The glyphs have been combined into a working typeface that can be downloaded as part of the fundraiser.
"The blast was a very short drive from our family home, and the areas affected are ones I know very well," she told Dezeen.
"So many of my friends in the design community immediately called or texted and I knew that many more would want to show support, so I just started reaching out to designer friends to see if they would want to work together to fundraise."
The resulting submissions came from designers including Chahine herself, Jean-François Porchez, Jessica Hische, Erik Spiekermann, Martina Flor, Tobias Frere-Jones, and Hannes von Doehren.

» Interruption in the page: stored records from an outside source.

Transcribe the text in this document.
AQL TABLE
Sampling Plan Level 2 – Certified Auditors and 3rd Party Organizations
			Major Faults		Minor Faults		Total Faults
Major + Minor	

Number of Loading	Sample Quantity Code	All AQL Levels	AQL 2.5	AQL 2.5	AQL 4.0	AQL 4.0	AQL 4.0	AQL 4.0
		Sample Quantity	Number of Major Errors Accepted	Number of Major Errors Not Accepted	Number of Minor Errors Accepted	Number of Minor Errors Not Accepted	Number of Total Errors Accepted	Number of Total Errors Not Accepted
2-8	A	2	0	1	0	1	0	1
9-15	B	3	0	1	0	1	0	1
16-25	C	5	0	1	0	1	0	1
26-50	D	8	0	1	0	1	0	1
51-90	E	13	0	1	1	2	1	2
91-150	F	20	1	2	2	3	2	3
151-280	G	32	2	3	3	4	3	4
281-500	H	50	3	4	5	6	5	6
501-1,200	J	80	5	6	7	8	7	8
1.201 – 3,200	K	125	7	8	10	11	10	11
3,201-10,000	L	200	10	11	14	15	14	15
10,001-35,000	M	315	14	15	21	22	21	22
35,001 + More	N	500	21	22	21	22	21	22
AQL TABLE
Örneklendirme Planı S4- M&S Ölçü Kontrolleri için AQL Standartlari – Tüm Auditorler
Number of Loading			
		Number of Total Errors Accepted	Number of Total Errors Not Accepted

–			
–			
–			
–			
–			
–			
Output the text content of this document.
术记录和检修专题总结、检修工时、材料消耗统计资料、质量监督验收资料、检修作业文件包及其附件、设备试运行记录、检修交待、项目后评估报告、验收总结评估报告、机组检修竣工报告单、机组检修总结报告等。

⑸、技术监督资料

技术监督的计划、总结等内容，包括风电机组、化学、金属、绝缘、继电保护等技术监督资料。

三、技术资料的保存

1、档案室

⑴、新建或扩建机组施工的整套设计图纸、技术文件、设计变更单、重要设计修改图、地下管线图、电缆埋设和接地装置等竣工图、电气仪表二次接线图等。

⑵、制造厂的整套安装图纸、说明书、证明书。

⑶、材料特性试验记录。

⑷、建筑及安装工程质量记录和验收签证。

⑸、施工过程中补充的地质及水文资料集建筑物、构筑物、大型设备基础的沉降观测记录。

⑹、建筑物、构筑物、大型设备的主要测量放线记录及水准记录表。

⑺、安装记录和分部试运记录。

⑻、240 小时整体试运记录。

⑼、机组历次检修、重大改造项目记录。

Arabic designers taking part include Mamoun Sakkal, Bahia Shehab, Khajag Apelian, Wael Morcos, Yara Khoury, Kristyan Sarkis, and Maha Akl.
Designers could create any letter, number or symbol they wanted in Arabic or Latin lettering, with the Arabic letter Waw and the Latin letter B the most popular. The final collection includes letters from both alphabets.
"The font includes decorative isolated Arabic letters and Latin capitals as well as Arabic numerals and a few symbols, all in one font file, together symbolising the solidarity of the international community with Beirut and its people," Chahine said.
Her personal favourite is the design that ended up being used as the campaign logo.
"It's the word Beirut drawn in the shape of a heart, designed by award-winning designer Mamoun Sakkal," she said. "It's simple and yet very powerful."
Li Beirut launched a crowdfunder on 18 August that will sell both the typeface itself and related merchandise – including postcards, alphabet posters and a print catalogue of the work – to raise funds for Beirut. All products will be printed and shipped from Beirut.
"The funds will go to UK-based charities that are operating in Lebanon, starting with the Red Cross and Save the Children," Chahine told Dezeen.
"Because I’m based in London and accountable for taxes there, donating to UK charities means that we get more funds going towards the charitable work itself instead of taxes."
The initiative is also looking for other charities or NGOs that support small businesses and designers.
Chahine has previously created typefaces including Frutiger Arabic, Neue Helvetica Arabic, Univers Next Arabic, Palatino and Palatino Sans Arabic, and Koufiya.
In her former role at typeface design specialist Monotype she was one of the designers, together with Malou Verlomme, who gave Transport for London's 100-year-old Johnston typeface an upgrade.